How Georgia's looming runoff election evokes America's segregationist history

Analysis by Brandon Tensley, CNNUpdated: Fri, 11 Nov 2022 16:24:05 GMTSource: CNNAnother year, another Georgia Senate race that's headed to a runoff election.Neither Democratic Sen. Raphael Warno

Analysis by Brandon Tensley, CNN

Updated: Fri, 11 Nov 2022 16:24:05 GMT

Source: CNN

Another year, another Georgia Senate race that's headed to a runoff election.

Neither Democratic Sen. Raphael Warnock nor his Republican challenger Herschel Walker, a former football star, crossed the 50% threshold necessary to win outright on Tuesday. In consequence, they must battle at the polls on December 6.

But like last year's races, the upcoming contest has sparked conversations about the troubling history of the runoff system, which some states began using in the final decades of the 19th century to quash Black political power.

Speaking with CNN, Gerald Griggs, the president of the Georgia NAACP, made plain some of his concerns about the state of voting rights ahead of next month's runoff election.

In particular, he criticized SB 202, the wide-ranging elections law Georgia Republican Gov. Brian Kemp signed last year, after Democrats, propelled by Black voters, triumphed in both of the state's US Senate runoff elections.

Racial justice advocates condemned the law, saying that certain elements of it target Black voters.

"(Georgia Republicans) shrunk the time for runoff campaigns (from nine weeks to four weeks). And voter registration for the runoff ended the day before the election," Griggs explained. "These are attempts to condense the amount of time people have to vote, and thwart mobilization, especially mobilization of African American voters."

He added, "Politicians need to speak to voters -- not try to suppress them."

To give a little bit more historical context to the runoff system, I spoke with Cal Jillson, a political science professor at Southern Methodist University, in Texas. Our conversation has been lightly edited for length and clarity.

What are the origins of runoff elections?

The origins of runoff elections go back to the 19th century, when, particularly, they were used in the South. The idea was that the South was only one party, the Democratic Party. There was no effective, competitive second party.

Most of the states in the South decided that democracy among White men required having a majority to win an election. And since you didn't have a natural two-party system that would produce a winner with 50%-plus-one of the vote, they had a first election in the Democratic primary and then a runoff if no one got 50% or more, so that the person who took office would've gotten a majority vote in that second election.

When did runoff elections start getting their darker background story?

As we moved further into the Reconstruction era.
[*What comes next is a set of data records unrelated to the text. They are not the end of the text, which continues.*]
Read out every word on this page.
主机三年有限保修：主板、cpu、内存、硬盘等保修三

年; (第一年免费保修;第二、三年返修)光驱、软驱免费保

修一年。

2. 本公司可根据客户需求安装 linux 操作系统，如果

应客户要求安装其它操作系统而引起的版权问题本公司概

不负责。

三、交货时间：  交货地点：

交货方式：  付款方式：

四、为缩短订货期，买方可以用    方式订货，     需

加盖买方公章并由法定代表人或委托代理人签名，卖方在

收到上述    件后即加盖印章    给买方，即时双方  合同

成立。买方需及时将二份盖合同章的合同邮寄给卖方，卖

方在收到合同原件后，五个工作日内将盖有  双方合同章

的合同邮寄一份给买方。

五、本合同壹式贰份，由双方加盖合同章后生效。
In several Southern states after the end of slavery and after Black men were allowed to vote, Black people were a majority of the electorate. There were some states where Black people were 40% or so of the electorate.

So, the White people who were in control of the legislatures used the runoff to ensure that if there were multiple candidates in the first election and a Black person ran first or even second, the White vote could consolidate in the runoff and defeat that Black candidate.
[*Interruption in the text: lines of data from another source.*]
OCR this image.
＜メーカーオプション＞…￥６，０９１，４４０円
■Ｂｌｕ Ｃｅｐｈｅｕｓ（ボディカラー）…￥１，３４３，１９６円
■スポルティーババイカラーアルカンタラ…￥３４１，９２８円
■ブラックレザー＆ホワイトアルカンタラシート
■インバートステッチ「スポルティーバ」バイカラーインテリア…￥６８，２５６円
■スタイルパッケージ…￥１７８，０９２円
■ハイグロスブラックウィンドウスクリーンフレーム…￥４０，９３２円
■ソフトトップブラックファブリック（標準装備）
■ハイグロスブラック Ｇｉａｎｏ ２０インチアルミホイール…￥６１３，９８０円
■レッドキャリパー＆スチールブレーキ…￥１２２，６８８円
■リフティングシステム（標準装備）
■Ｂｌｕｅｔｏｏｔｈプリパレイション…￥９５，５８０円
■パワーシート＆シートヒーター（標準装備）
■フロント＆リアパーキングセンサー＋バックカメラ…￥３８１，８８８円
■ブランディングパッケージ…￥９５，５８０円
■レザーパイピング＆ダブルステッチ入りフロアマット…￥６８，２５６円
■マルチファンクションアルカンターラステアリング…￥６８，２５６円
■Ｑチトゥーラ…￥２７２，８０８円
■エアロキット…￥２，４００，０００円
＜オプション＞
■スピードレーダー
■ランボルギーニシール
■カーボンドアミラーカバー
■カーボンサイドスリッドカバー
While that didn't happen very many times, it was the logic after the end of Reconstruction, in the final decades of the 19th century and well into the 20th century. But by the time you got into the 20th century, Black people had effectively been squeezed out of the electorate, so the runoff wasn't required to defeat them.

The thing I think people need to recognize is that the idea of runoff elections has been around for a long time. They were fairly innocuous until after the Civil War, but then they were conceived as a device to restrict the potential of Black people to affect election outcomes.

But that was a really fairly transient period, toward the end of the 19th century, because White people excluded Black people from the electorate by the early decades of the 20th century. There wasn't a very long time when there was the possibility of a large Black vote affecting, let alone determining, outcomes.

The runoff election was maintained into the 20th century in the one-party South as a device to ensure that even if only White people were voting, the White candidate who took office as governor or whatever the office was would've gotten a majority of the White vote.

What do you make of the use of runoff elections today?

In the contemporary period -- in which there's two-party competition in the South, in which there's a viable Democratic Party in Georgia and elsewhere and a viable Republican Party, too -- often you're going to get a majority winner since you have a viable two-party system. Sometimes there'll be third-party candidates, and sometimes even more than three candidates. And then if the vote is very close between the candidates, as it was in this election, you could get a runoff trip you really don't want.

I think that there's no reason for the runoff. It serves no purpose. It's a vestige. It should simply be discarded, and we should run plurality elections.